Here we are, a year after the first round of Jabari Blashmania, largely fueled by me. Last year we saw Blash hit bombs in Spring Training, capped off by a home run that went about 500 feet in Mexico City at 7,300 foot elevation. Blash made the Opening Day roster and was promptly kept on the bench by rookie manager Andy Green, given very sporadic pinch hitting opportunities. Given Jabari’s profile of a three true outcomes guy, this infrequent usage did not play to his strengths, leading to a .120 batting average and eventually designated for assignment in May. The Padres found a way to keep Jabari via trade, and gave him an opportunity later in the season after dumping Matt Kemp to start. Blash got off to a hot start and then got injured, never to be heard from again. This Spring, it was largely assumed that Blash was the odd man out and would be nothing more than AAA depth. Then Blash started crushing the ball and Alex Dickerson started having a balky back. In fact, here’s what’s featured on the front page of Padres.com right now:
Now let’s not delude ourselves. The #Blashwagon movement was never meant to be a prediction of future stardom for Jabari Blash. He’s an interesting story with a unique background, a super nice guy, and has prodigious Pedro Cerrano-esque power, but he has a much higher likelihood of washing out and being a K riddled quad-A slugger that never cuts it in the Major Leagues. In fact, here’s what I wrote last year:
When I started the #JumpOnTheBlashwagon movement, it was formulated first and foremost as a good bit, but also as a beacon for beaten down Padres fans to cheer for in a down season. Plus, maybe, JUST MAYBE, Blash can provide some sorely needed power and production for a team that may be lacking in offense.

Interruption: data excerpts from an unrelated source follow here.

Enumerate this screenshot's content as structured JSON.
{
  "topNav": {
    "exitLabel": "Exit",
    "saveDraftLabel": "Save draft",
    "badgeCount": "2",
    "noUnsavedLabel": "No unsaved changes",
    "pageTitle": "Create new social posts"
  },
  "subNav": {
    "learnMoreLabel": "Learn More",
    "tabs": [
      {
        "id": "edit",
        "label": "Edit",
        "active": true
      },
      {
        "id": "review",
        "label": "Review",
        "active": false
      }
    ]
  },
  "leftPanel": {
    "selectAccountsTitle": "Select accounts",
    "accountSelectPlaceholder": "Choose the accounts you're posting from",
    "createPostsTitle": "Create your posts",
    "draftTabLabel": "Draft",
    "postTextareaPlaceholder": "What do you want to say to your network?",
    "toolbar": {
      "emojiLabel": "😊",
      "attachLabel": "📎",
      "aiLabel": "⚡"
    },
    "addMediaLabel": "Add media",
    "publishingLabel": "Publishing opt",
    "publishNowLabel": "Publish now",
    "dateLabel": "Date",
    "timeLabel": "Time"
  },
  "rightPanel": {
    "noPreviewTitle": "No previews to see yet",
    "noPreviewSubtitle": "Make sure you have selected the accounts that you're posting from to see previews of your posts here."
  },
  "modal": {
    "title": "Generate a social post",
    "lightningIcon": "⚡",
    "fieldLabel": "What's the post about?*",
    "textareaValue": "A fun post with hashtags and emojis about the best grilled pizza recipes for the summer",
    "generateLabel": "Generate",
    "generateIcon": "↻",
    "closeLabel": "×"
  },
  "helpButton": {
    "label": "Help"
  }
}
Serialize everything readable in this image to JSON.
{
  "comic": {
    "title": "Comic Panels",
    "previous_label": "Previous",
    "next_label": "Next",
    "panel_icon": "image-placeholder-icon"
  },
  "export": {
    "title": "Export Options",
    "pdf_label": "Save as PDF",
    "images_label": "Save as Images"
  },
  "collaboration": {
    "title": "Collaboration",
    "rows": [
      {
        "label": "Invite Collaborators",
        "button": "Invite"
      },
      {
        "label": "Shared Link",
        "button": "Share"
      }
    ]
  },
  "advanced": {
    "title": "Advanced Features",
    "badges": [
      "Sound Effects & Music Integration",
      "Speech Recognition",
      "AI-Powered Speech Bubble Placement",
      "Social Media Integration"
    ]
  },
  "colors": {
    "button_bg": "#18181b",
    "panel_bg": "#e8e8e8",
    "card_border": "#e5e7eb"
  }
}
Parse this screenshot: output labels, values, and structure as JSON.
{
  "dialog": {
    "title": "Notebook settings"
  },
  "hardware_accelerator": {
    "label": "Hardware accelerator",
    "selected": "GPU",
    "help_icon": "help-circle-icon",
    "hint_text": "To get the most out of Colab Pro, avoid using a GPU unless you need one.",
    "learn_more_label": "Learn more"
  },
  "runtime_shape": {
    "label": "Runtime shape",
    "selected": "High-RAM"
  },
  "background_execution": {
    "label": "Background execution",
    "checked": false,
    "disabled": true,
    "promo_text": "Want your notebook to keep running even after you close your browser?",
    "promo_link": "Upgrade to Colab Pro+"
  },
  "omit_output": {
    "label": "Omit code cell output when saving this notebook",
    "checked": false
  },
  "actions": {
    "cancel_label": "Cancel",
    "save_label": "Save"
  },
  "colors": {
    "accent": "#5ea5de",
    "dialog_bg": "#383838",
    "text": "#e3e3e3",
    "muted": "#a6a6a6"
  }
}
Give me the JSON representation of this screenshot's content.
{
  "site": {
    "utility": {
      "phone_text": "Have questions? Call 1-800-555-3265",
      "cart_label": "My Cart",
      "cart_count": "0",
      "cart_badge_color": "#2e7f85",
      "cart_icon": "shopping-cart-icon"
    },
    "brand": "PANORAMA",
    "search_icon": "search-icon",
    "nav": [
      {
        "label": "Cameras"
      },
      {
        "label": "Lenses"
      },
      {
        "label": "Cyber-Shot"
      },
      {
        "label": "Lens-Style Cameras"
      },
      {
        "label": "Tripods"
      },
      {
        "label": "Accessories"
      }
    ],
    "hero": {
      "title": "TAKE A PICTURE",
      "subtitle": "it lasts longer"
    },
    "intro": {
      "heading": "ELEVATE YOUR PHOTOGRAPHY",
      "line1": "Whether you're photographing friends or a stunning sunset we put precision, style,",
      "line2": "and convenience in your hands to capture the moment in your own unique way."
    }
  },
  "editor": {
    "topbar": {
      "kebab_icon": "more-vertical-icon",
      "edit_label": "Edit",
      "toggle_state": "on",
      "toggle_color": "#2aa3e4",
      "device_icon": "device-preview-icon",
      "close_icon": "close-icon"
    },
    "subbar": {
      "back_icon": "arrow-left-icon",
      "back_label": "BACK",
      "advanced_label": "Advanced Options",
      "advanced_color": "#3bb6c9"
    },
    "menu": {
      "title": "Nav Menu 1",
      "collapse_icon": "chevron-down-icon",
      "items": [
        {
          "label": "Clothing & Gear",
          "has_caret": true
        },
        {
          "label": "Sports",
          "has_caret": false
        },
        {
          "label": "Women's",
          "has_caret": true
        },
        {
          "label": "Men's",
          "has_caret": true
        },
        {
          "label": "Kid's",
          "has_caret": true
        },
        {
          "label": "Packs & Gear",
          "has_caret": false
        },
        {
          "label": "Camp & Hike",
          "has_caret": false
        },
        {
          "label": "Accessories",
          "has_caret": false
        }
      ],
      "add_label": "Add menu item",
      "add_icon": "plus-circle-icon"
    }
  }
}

When you’re facing a season of bad Padres baseball, sometimes it’s nice to have a little project to root for. After all, this is how we created the legend of #NORF. We created Will Venable, #PadreForLife. We rooted for Rod “Shooter” Beck to get 20 consecutive saves. We rooted for Jason Lane when he made a couple starts and completed an incredible comeback story. We can watch noted music video star Tommy Medica just barely miss the team’s first cycle. Things might look bad in the standings, but there are always little things we can cheer for to keep the season fun.
Jabari Blash is one of those fun things to root for. It’s no secret that I am not a fan of using Spring stats to predict anything. There’s not downplaying Jabari’s massive success at AAA including last year. Blash OPS’d .929 at El Paso and was an important part of their PCL championship run. This after OPS’ing .995 the year before for Tacoma in the Seattle system. Blash is not a young prospect. He’s at the S or get off the pot stage of his career, and luckily for him, he’s on the Padres, the team projected for the least wins this season; a perfect situation for him to get playing time, and prove himself. Or he could be the new Matt LaPorta or Brandon Wood and wash out after putting up amazing minor league numbers. There’s only one way to find out.
Listening to The Kept Faith podcast today, it sounded like the #Blashwagon bit had possibly jumped the shark. That’s fine with me, it was always a bit to entertain myself. I’ll root for Blash to succeed either way. I know he’s not a slam dunk or even possibly maybe, but of all the Padres on the roster this season, I’ll be rooting for Jabari the hardest to succeed and find his place on this Padres team. I watched Adam Dunn captivate Washington DC during his three true outcomes tenure there, and I’d love to see something similar here from Blash. He’s going to strike out an awful lot, but unlike a guy like Hunter Renfroe, for instance, Blash will walk a ton too and insulate his on base percentage (Spring stats warning and all but Renfroe walked an abysmal one time in 70 plate appearances). And as long as he keeps hitting bombs, Blash could be one of those guys that at least makes some of those cold Tuesday night games worth watching, and potentially makes the middle of the order with Myers, Renfroe, and Blash something to kind of fear. Tank seasons are made for experimentation. This is the entire basis of Make the Padres Great Again’s Keep The Padres Weird campaign. If the team is going to lose, it needs to take the opportunity to evaluate the pieces it has and decide if they are going to be contributors on the next competitive Padres team next decade, and Jabari Blash is one of those pieces that needs a full evaluation.
For now, the #Blashwagon is getting ready to leave the station. It might be headed for a Thelma and Louise style cliff, I’m not sure. But I’m along for the ride, and there’s still seats available on the #Blashwagon.